第 1 章 第一章
徐嘉刚刚抽完一根烟,室友丁瑜就来了电话。
她和丁瑜同舍但非同专业,是以她来本部连上了四个小时的局解课,丁瑜却躺在床上睡了大半天懒觉。
“你中午回来吗?帮我到食堂带……”丁瑜拖着音调,全然一副没睡饱的懒散。
徐嘉漠然打断道:“不回。我十二点半才下课,下午两点还要参加迎新典礼,干脆留在本部了。”

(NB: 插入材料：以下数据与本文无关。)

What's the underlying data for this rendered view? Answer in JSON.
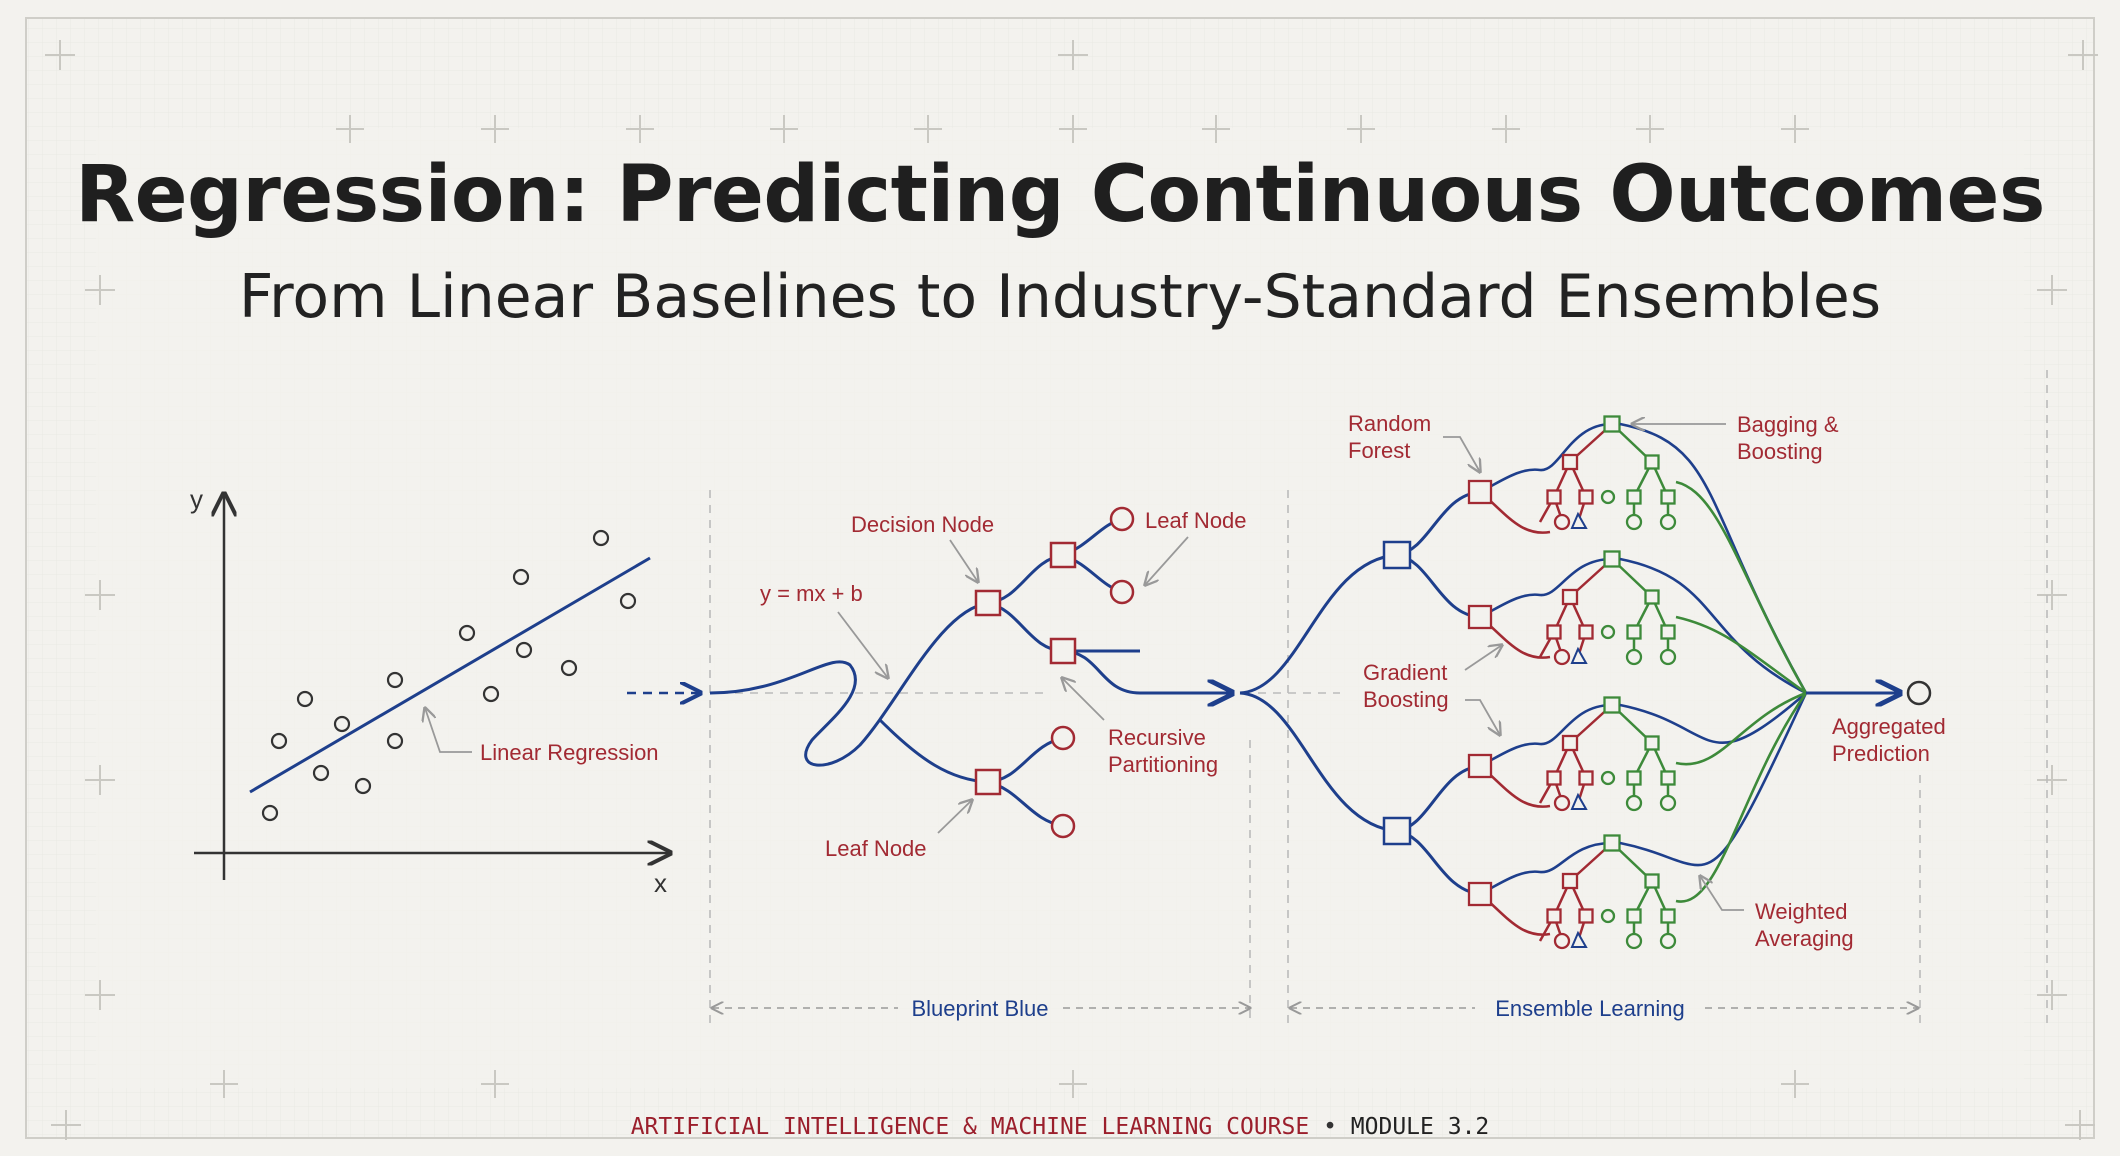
{
  "header": {
    "title": "Regression: Predicting Continuous Outcomes",
    "subtitle": "From Linear Baselines to Industry-Standard Ensembles"
  },
  "linear_panel": {
    "y_axis_label": "y",
    "x_axis_label": "x",
    "line_label": "Linear Regression"
  },
  "tree_panel": {
    "equation_label": "y = mx + b",
    "decision_node_label": "Decision Node",
    "leaf_node_top_label": "Leaf Node",
    "leaf_node_bottom_label": "Leaf Node",
    "recursive_label_line1": "Recursive",
    "recursive_label_line2": "Partitioning",
    "span_label": "Blueprint Blue"
  },
  "ensemble_panel": {
    "random_forest_line1": "Random",
    "random_forest_line2": "Forest",
    "bagging_line1": "Bagging &",
    "bagging_line2": "Boosting",
    "gradient_line1": "Gradient",
    "gradient_line2": "Boosting",
    "weighted_line1": "Weighted",
    "weighted_line2": "Averaging",
    "aggregated_line1": "Aggregated",
    "aggregated_line2": "Prediction",
    "span_label": "Ensemble Learning"
  },
  "footer": {
    "course": "ARTIFICIAL INTELLIGENCE & MACHINE LEARNING COURSE",
    "separator": "•",
    "module": "MODULE 3.2"
  },
  "colors": {
    "background": "#f3f2ee",
    "blue": "#1e3f8c",
    "red": "#a22a33",
    "green": "#3d8a3a",
    "grid": "#dcdbd5"
  }
}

平城医大的本部与北区隔了四十分钟的车程,徐嘉因被分在第二临床医学院,而二临素来都不比一临的亲儿子地位,故而他们住宿和上课都在北区。但北区设施目前还不够完善,譬如学生要上解剖课,就只能坐校车来本部上。
早上八点上课,校车六点半发首班,所以清早六点起床、潦草洗漱赶校车,成了徐嘉大三上学期的常态。
而且她本学期连了四周,每周都排了四天的局解课。
丁瑜颇有些站着说话不腰疼的姿态,“那行吧,那你下午结束后给我到中心城那边带点吃的。”中心城毗邻北区,是那个遐州僻壤处唯一能找到的拥置了个别美食和娱乐的商场。
徐嘉将烟头揿按在垃圾桶盖上,身处上风头,风刮得火星凌乱飞散,“你想吃什么?给你带鲜芋仙吧。”
丁瑜疑惑,“嗯?为什么是鲜芋仙?”
徐嘉淡淡地笑,“刚刚上课,有一组的大体老师肚子很大,剖开腹部,里头全是豆红色的异物,他们都说像果冻,我倒觉得像鲜芋仙。”
丁瑜:“……”
徐嘉:“真的,浅筋膜下面都是脂肪,亮黄亮黄的,多像芋圆啊。肝是芋头,那些异物就是红豆汤底。”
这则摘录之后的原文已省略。